Güncel Sendika Haberleri

05 Kasım, 2014

BİLİMİN ÖNÜNDEKİ ENGEL YÖK KALDIRILMALIDIR

12 Eylül darbesinin ardından üniversiteleri zapturapt altına almak için kurulan YÖK, 33 yıldan bu yana bilimsel, özerk üniversitenin önündeki en büyük engel olmuştur.

YÖK, bugüne kadarki uygulamaları ile üniversitelerde bilimselliği ve bilimsel yaklaşımları kurumsal kimliğe kavuşturmamış, gerçeği ve gerçeği arayanı engelleme ve denetim altına alma kurumu haline gelmiştir.

Özerkliği tamamen ortadan kaldırılan üniversiteler, son 33 yılda farklı düşüncelerin sorgulandığı ve üretildiği yerler olmaktan çıkmış daha çok benimsenmiş fikirlerin kabul edildiği ve öğretildiği ileri liseler düzeyinde kalmışlardır.

AKP hükümeti döneminde üniversiteler tamamen piyasa dinamiklerine teslim edilmek istenmiş, yükseköğretim de dahil olmak üzere eğitim hizmetlerinin ticarileştirilmesi, üretilen bilginin metalaştırılması, muhafazakârlaşma ve kadrolaşma, üniversite yönetimlerinin otoriterleştirilmesi yönündeki politikalarda artış olmuştur. Üniversitelerde de emekçiler güvencesizliğe, düşük ücretlere, kötü çalışma koşullarına mahkûm edilmeye çalışılmış ve siyasal iktidara yönelik her türlü muhalefet, devletin en sert şiddet araçlarıyla baskı altına alınmak istenmiştir.

AKP, kontrolüne aldığı YÖK’ün kurumsal yapısının sağladığı baskıcı imkânları sonuna kadar kullanmıştır. Devletin muhalif tüm kesimlere karşı şiddet araçlarını sınırsızca kullandığı bir dönemde üniversiteler YÖK, rektörlükler ve polis eliyle zapturapt altına alınmak istenmiş ve soruşturma, sürgün, işten çıkarma, psikolojik baskı, kadro vermeme gibi uygulamaların sayısında artış yaşanmıştır. Bilim insanlarının, insan toplum doğa yararına çalışmalar yapması ve bunu toplumla paylaşmaları her fırsatta engellenmiştir. Üniversiteler sermayenin arka bahçesi haline gelirken, üniversite öğrencileri de kağıt parçasına dönüşen diplomaları ile sermayenin ucuz iş gücü olarak güvencesiz çalışmaya, işsizliğe sürüklenerek, geleceksizleştirilmektedir.
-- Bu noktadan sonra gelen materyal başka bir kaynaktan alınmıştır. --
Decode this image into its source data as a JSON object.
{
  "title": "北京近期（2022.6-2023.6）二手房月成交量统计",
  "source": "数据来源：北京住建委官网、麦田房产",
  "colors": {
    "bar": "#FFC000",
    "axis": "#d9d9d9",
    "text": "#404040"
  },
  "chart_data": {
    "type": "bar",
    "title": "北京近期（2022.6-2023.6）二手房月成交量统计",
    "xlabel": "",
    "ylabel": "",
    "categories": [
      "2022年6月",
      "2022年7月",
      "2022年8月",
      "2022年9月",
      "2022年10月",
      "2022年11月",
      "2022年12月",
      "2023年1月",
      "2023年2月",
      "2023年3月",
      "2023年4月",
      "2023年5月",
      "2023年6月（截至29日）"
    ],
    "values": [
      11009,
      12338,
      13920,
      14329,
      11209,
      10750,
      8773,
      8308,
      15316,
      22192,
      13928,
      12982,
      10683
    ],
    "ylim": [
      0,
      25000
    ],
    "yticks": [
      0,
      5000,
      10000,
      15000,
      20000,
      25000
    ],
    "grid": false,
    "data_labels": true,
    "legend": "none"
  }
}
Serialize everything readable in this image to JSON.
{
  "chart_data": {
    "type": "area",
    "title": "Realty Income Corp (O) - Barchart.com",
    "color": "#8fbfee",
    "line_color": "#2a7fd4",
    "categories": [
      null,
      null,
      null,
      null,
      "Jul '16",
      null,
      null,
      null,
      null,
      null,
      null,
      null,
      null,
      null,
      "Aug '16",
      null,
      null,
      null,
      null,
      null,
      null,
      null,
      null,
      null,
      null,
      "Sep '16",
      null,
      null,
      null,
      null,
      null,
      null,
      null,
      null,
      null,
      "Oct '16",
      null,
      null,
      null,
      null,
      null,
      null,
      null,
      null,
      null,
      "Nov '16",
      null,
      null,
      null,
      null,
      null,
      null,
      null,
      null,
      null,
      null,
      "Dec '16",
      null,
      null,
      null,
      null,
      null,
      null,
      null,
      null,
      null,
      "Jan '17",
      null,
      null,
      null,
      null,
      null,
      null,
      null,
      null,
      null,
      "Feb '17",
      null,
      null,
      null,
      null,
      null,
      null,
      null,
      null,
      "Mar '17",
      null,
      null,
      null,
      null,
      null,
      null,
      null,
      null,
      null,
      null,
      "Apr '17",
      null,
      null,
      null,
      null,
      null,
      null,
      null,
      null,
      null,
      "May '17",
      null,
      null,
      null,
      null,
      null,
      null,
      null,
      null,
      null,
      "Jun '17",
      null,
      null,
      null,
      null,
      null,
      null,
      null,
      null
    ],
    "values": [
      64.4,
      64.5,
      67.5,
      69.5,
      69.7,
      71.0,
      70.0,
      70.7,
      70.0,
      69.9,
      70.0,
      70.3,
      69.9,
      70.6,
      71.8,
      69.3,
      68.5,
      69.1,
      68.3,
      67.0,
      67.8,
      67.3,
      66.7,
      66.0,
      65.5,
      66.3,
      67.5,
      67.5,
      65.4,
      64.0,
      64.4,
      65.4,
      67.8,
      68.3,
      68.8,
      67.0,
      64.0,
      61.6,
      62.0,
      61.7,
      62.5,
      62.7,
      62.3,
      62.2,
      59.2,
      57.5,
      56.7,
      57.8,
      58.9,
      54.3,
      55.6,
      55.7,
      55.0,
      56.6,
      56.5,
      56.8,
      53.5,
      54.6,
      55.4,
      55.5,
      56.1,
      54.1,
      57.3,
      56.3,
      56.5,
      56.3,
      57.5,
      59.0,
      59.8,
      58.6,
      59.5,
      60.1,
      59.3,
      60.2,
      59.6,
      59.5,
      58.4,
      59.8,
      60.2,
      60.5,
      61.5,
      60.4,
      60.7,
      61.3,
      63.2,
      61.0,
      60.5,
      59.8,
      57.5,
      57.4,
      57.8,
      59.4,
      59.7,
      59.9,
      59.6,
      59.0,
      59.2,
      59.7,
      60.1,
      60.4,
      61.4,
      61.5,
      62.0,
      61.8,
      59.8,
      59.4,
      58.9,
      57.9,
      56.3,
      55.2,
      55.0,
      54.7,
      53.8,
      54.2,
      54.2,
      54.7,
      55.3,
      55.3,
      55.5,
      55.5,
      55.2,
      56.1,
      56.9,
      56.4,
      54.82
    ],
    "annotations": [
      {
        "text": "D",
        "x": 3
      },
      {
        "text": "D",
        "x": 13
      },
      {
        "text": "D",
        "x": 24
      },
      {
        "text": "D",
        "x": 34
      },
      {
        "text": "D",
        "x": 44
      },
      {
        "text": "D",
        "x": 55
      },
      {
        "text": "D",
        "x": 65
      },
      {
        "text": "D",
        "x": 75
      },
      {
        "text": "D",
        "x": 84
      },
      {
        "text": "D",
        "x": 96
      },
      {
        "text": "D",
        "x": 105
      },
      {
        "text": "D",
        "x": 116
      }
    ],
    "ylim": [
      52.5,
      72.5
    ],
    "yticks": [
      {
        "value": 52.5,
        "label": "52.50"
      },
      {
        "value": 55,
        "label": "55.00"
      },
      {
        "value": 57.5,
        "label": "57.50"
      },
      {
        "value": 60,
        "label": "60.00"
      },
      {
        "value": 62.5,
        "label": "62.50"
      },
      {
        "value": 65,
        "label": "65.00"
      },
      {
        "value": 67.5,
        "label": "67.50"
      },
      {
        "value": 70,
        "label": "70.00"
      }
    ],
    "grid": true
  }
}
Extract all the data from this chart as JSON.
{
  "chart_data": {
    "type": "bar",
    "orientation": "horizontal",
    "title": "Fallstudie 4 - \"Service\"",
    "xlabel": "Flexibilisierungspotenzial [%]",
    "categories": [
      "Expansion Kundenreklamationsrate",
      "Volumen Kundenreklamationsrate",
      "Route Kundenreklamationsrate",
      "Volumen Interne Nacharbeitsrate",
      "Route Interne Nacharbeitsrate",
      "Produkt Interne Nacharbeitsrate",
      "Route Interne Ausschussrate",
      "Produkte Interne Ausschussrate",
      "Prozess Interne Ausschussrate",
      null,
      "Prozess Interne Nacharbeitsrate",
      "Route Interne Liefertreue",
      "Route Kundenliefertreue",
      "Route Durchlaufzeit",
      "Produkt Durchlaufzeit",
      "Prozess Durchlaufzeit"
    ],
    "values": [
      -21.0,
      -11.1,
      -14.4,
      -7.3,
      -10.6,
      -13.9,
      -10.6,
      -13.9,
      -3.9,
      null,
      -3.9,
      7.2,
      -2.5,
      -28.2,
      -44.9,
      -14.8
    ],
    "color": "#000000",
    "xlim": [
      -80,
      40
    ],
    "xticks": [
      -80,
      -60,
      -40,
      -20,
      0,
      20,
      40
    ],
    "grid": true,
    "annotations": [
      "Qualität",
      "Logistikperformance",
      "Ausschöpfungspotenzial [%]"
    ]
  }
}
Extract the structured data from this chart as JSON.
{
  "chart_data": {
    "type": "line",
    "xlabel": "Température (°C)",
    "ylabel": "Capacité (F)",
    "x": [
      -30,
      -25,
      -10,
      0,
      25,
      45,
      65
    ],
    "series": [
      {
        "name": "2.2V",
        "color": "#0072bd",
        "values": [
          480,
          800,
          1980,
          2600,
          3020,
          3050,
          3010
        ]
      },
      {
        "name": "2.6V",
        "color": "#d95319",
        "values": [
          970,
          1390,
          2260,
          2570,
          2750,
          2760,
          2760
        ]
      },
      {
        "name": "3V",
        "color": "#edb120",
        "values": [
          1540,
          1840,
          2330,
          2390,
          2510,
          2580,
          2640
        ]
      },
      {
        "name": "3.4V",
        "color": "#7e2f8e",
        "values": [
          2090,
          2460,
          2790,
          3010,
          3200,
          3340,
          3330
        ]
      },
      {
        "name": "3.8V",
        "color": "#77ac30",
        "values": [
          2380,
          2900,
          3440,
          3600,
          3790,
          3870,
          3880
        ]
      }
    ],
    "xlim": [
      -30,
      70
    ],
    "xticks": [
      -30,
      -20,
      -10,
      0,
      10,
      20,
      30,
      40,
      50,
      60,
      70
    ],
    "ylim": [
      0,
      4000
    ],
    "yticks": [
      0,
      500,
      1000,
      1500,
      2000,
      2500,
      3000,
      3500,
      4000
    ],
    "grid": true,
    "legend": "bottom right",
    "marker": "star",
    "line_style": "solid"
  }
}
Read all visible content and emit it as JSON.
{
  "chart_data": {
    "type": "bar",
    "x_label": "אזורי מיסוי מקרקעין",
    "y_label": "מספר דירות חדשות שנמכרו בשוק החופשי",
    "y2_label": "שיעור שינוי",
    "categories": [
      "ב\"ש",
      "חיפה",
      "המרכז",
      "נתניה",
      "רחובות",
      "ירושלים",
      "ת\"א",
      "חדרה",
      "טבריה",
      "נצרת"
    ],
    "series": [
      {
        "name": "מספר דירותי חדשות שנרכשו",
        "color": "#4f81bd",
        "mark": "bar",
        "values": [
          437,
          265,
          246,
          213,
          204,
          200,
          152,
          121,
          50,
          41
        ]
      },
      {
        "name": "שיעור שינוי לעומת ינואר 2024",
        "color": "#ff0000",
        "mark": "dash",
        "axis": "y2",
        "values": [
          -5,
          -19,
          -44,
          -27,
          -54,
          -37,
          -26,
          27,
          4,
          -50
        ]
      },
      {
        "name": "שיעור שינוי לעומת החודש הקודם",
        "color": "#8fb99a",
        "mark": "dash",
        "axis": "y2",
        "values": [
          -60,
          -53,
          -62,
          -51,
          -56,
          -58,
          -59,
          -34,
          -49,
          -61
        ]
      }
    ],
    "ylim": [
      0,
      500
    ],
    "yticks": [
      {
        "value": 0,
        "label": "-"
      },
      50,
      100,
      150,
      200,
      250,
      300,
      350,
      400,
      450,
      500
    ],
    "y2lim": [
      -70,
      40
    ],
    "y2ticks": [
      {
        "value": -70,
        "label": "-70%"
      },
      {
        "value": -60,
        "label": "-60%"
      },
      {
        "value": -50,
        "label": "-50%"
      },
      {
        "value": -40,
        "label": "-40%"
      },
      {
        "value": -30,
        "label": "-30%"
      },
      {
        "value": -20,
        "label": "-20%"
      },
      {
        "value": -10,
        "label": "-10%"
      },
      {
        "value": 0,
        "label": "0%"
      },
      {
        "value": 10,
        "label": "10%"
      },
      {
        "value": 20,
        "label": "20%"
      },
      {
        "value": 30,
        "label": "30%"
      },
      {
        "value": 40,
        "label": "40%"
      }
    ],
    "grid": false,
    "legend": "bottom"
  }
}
AKP, muhalefetteyken eleştirdiği, kaldırılması gerektiğini savunduğu YÖK’ü kendi iktidarı döneminde bağrına basmıştır. 12 Eylül’le hesaplaşmak gibi bir iddiayla yola çıktıklarını söyleyenlerin 12 Eylül’ün en antidemokratik kurumu olan YÖK’ü kaldırılmasına hiç değinmemeleri oldukça manidardır.

Üniversiteler; özgür düşünceyle “gerçeğin” arandığı, sorgulamanın, tartışmanın, eleştirici düşünmenin öğretildiği, bilimsel düşüncenin yani aklın dogmaya üstünlüğünün ortaya konduğu, topluma da bu becerileri kazandırmaya çalışan eğitim kurumlarıdır.

Üniversiteler; bilim aracılığıyla dünyaya, yeniliğe kapı açan, her türlü fikrin tartışılabildiği, yaratıcılığın gerçekleştirildiği, unvan ve makamların fazlasıyla önem taşımadığı, hiyerarşinin bulunmadığı, bilimsel özgürlüğün ve bilgi birikiminin oluştuğu ortamlardır.

Bu nedenle, üniversitelerin halkımızın ve Cumhuriyetimizin beklentilerine yanıt verebilmesi için hem mali yönden, hem de bilimsel yönden özerk olması gerekmektedir. Hiçbir iktidar, üniversiteleri kendi siyasi emellerine alet edememelidir.

Eğitim-İş  olarak, 12 Eylül faşizminin ürünü olan YÖK’ün kaldırılmasını istiyoruz.  YÖK düzenine karşı, üniversitelerin özerkliğini, parasız, eşit, bilimsel ve demokratik eğitimi savunuyor,  AKP ve YÖK‘ün başında bulunanları uyarıyoruz:  Artık, özerk üniversite, parasız eğitim isteyen öğrencilerin, üniversitelerin ve bilimin yakasından düşün.